A question of consultation
At the core of the disagreement is the perception that Luxon went it alone. The PM insists the issue had been discussed in cabinet and that all ministers were on the same page, Stuff’s Glenn McConnell reports. However the Herald’s Thomas Coughlan (Premium paywalled) says Luxon’s “White Pages diplomacy” was concocted on the fly and his coalition partners are annoyed that they weren’t properly consulted.
For Pattrick Smellie in BusinessDesk (paywalled), Peters’ indignation is a bit rich. Luxon’s plan is “precisely the strategy currently being pursued around the clock by the trade negotiators and diplomats of his own Mfat. Peters must surely be aware of that. Yet he described Luxon’s actions as ‘premature’, suggesting NZ should keep its head down and wait for the dust to settle, implying that what is playing out in Washington DC is part of a cunning plan.
“This sounds all too much like an endorsement of the absurd notion that Trump is playing four-dimensional chess when he is clearly blundering about and destroying wealth, trust and coherence, while actively surrendering US global influence.”
The politics in the background
While the disagreement may look like a policy clash, the politics behind it are just as significant. Smellie says that Luxon’s free trade pitch was a rare moment of confident leadership after months of missteps.
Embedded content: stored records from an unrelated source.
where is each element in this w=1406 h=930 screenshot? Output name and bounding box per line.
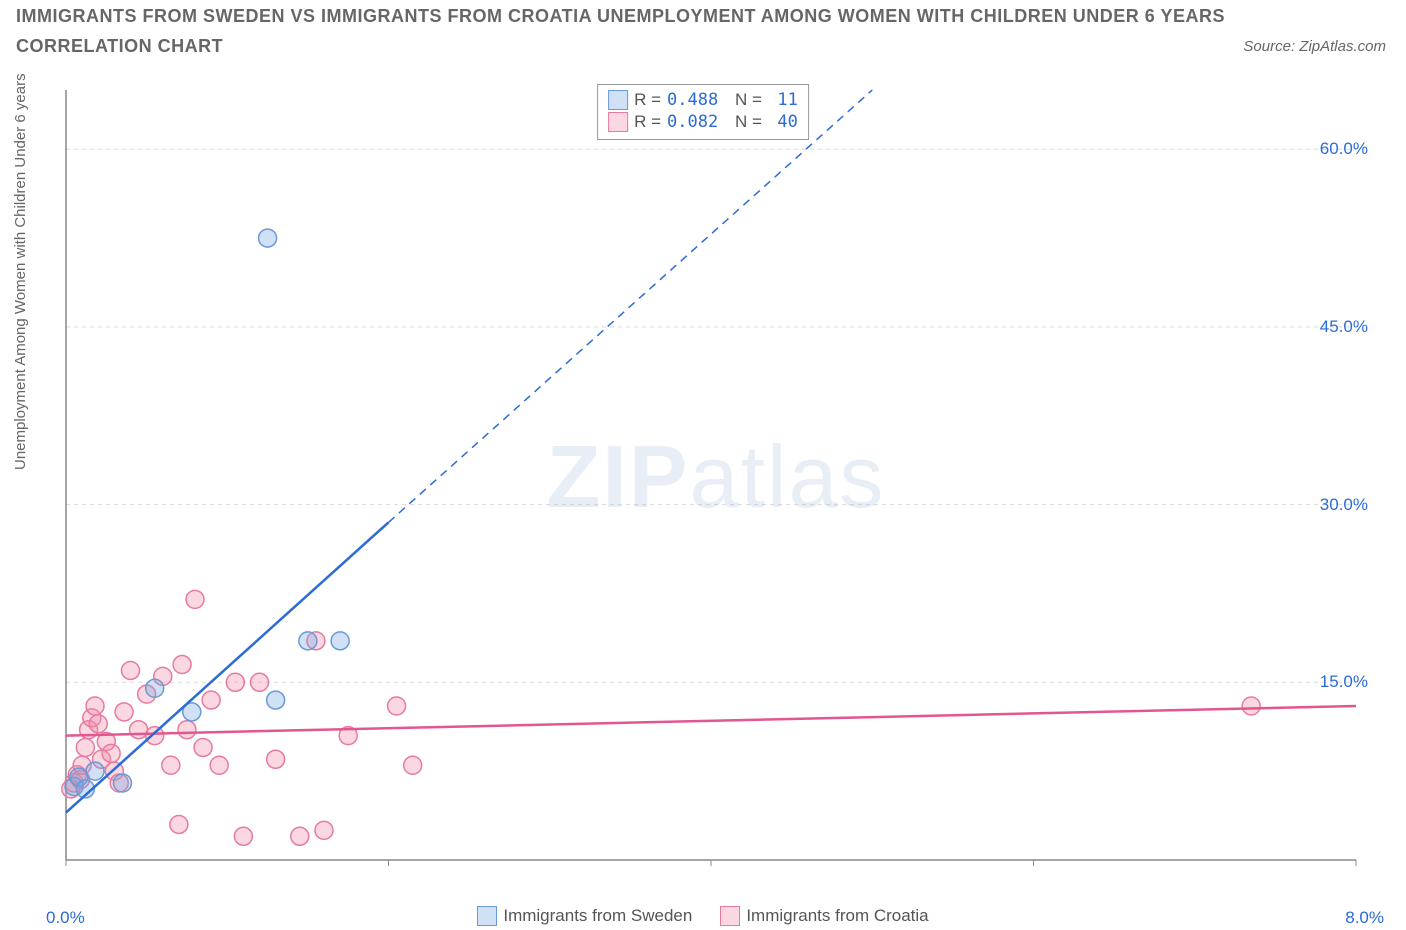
source-label: Source: (1243, 38, 1295, 55)
swatch-croatia (608, 112, 628, 132)
legend-swatch-sweden (477, 906, 497, 926)
legend-item-sweden: Immigrants from Sweden (477, 906, 692, 926)
chart-svg (46, 80, 1386, 890)
stats-legend: R = 0.488 N = 11 R = 0.082 N = 40 (597, 84, 809, 140)
stat-R-croatia: 0.082 (667, 111, 718, 133)
y-tick-15: 15.0% (1320, 672, 1368, 692)
stat-R-sweden: 0.488 (667, 89, 718, 111)
legend-item-croatia: Immigrants from Croatia (720, 906, 928, 926)
legend-label-sweden: Immigrants from Sweden (503, 906, 692, 926)
source-value: ZipAtlas.com (1299, 38, 1386, 55)
y-axis-label: Unemployment Among Women with Children U… (12, 73, 29, 470)
stats-row-sweden: R = 0.488 N = 11 (608, 89, 798, 111)
stat-N-croatia: 40 (768, 111, 798, 133)
legend-label-croatia: Immigrants from Croatia (746, 906, 928, 926)
stat-N-label: N = (735, 89, 762, 111)
source-attribution: Source: ZipAtlas.com (1243, 38, 1386, 55)
y-tick-45: 45.0% (1320, 317, 1368, 337)
stat-N-sweden: 11 (768, 89, 798, 111)
stats-row-croatia: R = 0.082 N = 40 (608, 111, 798, 133)
bottom-legend: Immigrants from Sweden Immigrants from C… (0, 906, 1406, 926)
stat-N-label2: N = (735, 111, 762, 133)
correlation-chart: ZIPatlas 60.0% 45.0% 30.0% 15.0% (46, 80, 1386, 890)
legend-swatch-croatia (720, 906, 740, 926)
chart-title-line1: IMMIGRANTS FROM SWEDEN VS IMMIGRANTS FRO… (16, 6, 1225, 27)
y-tick-60: 60.0% (1320, 139, 1368, 159)
x-tick-0: 0.0% (46, 908, 85, 928)
stat-R-label: R = (634, 89, 661, 111)
y-tick-30: 30.0% (1320, 495, 1368, 515)
stat-R-label2: R = (634, 111, 661, 133)
swatch-sweden (608, 90, 628, 110)
chart-title-line2: CORRELATION CHART (16, 36, 223, 57)
x-tick-8: 8.0% (1345, 908, 1384, 928)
For Peters, on the other hand, the episode presented a chance to reassert himself as a senior partner in the coalition, especially with David Seymour about to take on the deputy prime ministership, writes Sam Sachdeva in Newsroom.
Peters may also be trying to put some distance between himself and the government ahead of a possible snap election, writes Richard Harman in Politik (paywalled). NZ First has apparently “begun preparing contingency plans for an election before the end of the year… worried that once Act leader David Seymour becomes deputy PM they can see an increased potential for the coalition to break up”.
Sticking our neck out
Behind the spat lies a thornier question: should New Zealand be drawing this much attention to itself at all? While most in parliament agree on the value of free, low-tariff trade, “believing in free trade is quite different from proclaiming that belief so loudly you provoke a war of words with the most powerful (and volatile) man in the world,” writes Coughlan. Luxon may win domestic points for speaking out, but his approach risks being interpreted as promoting an anti-Trump alliance. And that could be a very dangerous position for New Zealand to find itself in.